From The Daniel Island News

What motivates people more: envy or admiration?
By Steve Ferber
Mar 13, 2013 - 10:51:21 AM

Don’t sell envy short. It can be a strong motivating force in our lives.
In study after study, researchers found that when people envy others – as opposed to simply admiring them – it motivates them to do better. But there’s one cautionary note: we must choose our heroes wisely. We must focus on people who are doing just a little bit better than us, not those outside of our reach.

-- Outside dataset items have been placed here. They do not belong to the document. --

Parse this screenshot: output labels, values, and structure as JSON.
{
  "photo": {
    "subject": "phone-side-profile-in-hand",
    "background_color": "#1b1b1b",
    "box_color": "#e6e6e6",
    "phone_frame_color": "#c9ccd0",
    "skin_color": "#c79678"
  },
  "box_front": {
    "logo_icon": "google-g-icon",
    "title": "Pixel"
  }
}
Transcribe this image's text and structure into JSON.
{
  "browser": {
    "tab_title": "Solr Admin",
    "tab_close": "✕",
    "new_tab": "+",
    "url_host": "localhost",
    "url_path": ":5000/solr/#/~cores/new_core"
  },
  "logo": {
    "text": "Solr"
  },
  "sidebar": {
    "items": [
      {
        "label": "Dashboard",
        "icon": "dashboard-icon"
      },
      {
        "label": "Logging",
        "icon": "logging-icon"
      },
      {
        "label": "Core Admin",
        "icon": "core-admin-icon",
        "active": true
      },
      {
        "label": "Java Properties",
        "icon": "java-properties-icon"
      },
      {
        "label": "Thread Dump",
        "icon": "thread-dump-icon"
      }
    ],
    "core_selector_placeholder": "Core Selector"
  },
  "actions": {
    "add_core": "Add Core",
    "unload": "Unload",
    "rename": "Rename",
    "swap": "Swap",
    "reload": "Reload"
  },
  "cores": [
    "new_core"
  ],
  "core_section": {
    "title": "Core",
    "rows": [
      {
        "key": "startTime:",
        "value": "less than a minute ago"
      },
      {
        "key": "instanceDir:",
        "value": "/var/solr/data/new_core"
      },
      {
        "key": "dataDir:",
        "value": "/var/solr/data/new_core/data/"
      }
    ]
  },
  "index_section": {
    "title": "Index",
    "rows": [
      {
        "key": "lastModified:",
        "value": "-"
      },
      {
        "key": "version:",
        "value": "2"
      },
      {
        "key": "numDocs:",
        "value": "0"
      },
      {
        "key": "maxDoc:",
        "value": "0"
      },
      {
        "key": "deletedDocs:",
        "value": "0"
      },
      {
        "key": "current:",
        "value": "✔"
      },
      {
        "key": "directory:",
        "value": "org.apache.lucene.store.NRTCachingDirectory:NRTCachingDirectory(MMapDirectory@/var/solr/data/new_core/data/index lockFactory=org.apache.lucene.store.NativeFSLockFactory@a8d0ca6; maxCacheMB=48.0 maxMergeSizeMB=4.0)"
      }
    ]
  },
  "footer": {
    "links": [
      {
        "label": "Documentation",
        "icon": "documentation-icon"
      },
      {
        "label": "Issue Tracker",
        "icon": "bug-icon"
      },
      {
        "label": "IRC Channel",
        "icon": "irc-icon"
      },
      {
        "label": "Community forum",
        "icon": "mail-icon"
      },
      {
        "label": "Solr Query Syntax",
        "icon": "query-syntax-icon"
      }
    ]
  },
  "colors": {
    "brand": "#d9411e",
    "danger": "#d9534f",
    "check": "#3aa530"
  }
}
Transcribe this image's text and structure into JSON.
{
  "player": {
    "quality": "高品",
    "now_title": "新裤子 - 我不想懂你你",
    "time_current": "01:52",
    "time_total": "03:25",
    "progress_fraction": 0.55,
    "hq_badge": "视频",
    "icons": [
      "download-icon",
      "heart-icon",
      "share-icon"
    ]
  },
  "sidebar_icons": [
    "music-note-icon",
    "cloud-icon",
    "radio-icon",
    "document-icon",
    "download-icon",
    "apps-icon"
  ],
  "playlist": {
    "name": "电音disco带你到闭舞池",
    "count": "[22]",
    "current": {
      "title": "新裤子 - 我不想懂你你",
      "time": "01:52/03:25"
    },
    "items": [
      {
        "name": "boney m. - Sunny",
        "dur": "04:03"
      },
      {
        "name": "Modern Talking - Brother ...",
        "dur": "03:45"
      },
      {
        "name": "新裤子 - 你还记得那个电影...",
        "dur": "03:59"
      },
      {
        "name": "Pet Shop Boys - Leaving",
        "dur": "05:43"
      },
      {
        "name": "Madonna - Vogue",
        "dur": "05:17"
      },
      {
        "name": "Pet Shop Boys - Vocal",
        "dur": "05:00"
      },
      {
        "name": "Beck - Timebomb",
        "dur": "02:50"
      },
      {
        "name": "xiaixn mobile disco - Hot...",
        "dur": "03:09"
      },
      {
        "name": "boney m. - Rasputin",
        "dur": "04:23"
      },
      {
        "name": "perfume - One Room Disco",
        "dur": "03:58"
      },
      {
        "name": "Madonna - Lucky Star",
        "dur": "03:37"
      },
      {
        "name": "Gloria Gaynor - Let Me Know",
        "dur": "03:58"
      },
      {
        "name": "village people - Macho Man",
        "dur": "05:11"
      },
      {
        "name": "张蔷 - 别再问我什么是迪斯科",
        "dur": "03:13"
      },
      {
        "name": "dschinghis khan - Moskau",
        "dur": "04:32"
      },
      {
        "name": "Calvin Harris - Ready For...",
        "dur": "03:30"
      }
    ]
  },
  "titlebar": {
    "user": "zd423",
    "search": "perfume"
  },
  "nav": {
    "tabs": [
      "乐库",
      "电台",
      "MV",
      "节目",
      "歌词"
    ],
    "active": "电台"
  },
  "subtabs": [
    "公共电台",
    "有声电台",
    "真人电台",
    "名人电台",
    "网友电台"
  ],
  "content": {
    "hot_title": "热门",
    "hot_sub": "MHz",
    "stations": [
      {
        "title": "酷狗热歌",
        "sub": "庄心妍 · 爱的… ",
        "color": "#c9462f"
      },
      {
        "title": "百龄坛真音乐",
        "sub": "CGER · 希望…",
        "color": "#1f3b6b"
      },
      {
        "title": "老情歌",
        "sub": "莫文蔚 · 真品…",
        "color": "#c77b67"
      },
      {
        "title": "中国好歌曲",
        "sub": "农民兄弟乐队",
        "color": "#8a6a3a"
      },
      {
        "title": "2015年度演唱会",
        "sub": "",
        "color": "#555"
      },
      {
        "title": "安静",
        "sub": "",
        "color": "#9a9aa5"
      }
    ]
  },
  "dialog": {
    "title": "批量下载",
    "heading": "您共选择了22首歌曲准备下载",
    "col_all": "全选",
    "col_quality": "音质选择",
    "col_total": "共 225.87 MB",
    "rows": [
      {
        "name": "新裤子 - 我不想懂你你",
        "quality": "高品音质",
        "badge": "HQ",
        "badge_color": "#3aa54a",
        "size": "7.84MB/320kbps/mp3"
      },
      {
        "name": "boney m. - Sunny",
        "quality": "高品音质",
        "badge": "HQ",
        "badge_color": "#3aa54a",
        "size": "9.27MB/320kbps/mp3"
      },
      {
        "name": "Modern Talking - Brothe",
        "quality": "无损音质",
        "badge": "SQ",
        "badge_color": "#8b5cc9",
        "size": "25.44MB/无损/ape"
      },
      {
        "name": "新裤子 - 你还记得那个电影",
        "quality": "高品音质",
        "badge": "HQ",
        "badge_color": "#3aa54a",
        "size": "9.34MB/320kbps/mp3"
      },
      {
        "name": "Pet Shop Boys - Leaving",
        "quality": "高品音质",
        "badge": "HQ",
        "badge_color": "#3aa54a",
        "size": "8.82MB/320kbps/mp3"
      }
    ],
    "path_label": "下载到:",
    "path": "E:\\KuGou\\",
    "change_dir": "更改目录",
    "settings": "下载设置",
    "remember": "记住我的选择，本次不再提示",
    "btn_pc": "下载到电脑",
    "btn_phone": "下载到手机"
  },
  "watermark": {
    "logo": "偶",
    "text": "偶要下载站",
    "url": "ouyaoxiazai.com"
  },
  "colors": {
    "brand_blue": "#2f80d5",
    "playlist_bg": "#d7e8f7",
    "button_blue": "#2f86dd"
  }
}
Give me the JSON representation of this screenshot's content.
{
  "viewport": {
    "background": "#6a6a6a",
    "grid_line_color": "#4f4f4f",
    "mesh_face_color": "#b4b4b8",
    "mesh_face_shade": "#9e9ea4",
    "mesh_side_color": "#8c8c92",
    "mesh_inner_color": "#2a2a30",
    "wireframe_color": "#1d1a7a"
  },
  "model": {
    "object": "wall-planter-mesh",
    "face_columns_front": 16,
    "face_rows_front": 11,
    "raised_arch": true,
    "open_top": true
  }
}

The interplay between envy and admiration is an interesting one. Both come into play when we view another’s person’s success, but recent research maintains that these feelings are strikingly different in their power to move us. A PsyBlog entry, published at, quotes from a recent paper by van de Ven et al (2011):
“ . . . being envious of another's achievements is painful. To avoid that pain we translate envy into admiration. In other words: we admit defeat. The other person's achievements are beyond us; we must resign ourselves to being inferior. Unfortunately once we've translated envy into admiration, we lose the motivational power of that envy.”
When it comes to envy, it’s important to note that, in terms of motivation, we’re talking about “benign envy,” not “malicious envy.”  The difference is whether you feel that the person’s success is deserved. In other words, malicious envy (a sense that a person’s success is undeserved) is most often a destructive force, leading people to strike out in a bid to “bring someone down.” But benign envy, properly channeled, can help us grow and reach new heights.
A second article at PsyBlog ( explained four ways in which benign envy is good for you:
1.  Benign envy motivates, “as long as you compare yourself to the right person,” according to the PsyBlog article.
2. Benign envy feels good.  The PsyBlog entry points out: “When we see other people doing better than us it can give us hope, which makes us feel good.”
3. Benign envy makes you more creative, because when we compare ourselves to others, our performance improves, according to a 2007 Johnson & Stapel study on creativity.
4. Benign envy makes you smarter. PsyBlog cites a 1999 study by Blanton et al, which found that “students who compared themselves with others tended to do better in school.”
Said Simon Latham, author of "The Science of Sin: The Psychology of the Seven Deadlies (and why they are so good for you)" (as quoted in PsyBlog):
“If you have the good fortune to observe a skilled performer, you watch, you learn and so you perform better . . .. Envy can change your expectations about what it is possible to achieve.”
Other research findings:
•  Envy vs. admiration – a study out of Tilburg University (Tilburg, The Netherlands) concluded that benign envy was a motivating force “only when people thought self-improvement was attainable. When participants though self-improvement was hard . . . [that] led to more admiration and no motivation to do better.”
• Do superstars motivate us?  Again, only when their success seems attainable. A study authored by Penelope Lockwood and Ziva Kunda (University of Waterloo) found that “Relevant superstars provoke self-enhancement and inspiration when their success seems attainable but self-deflation when it seems unattainable.”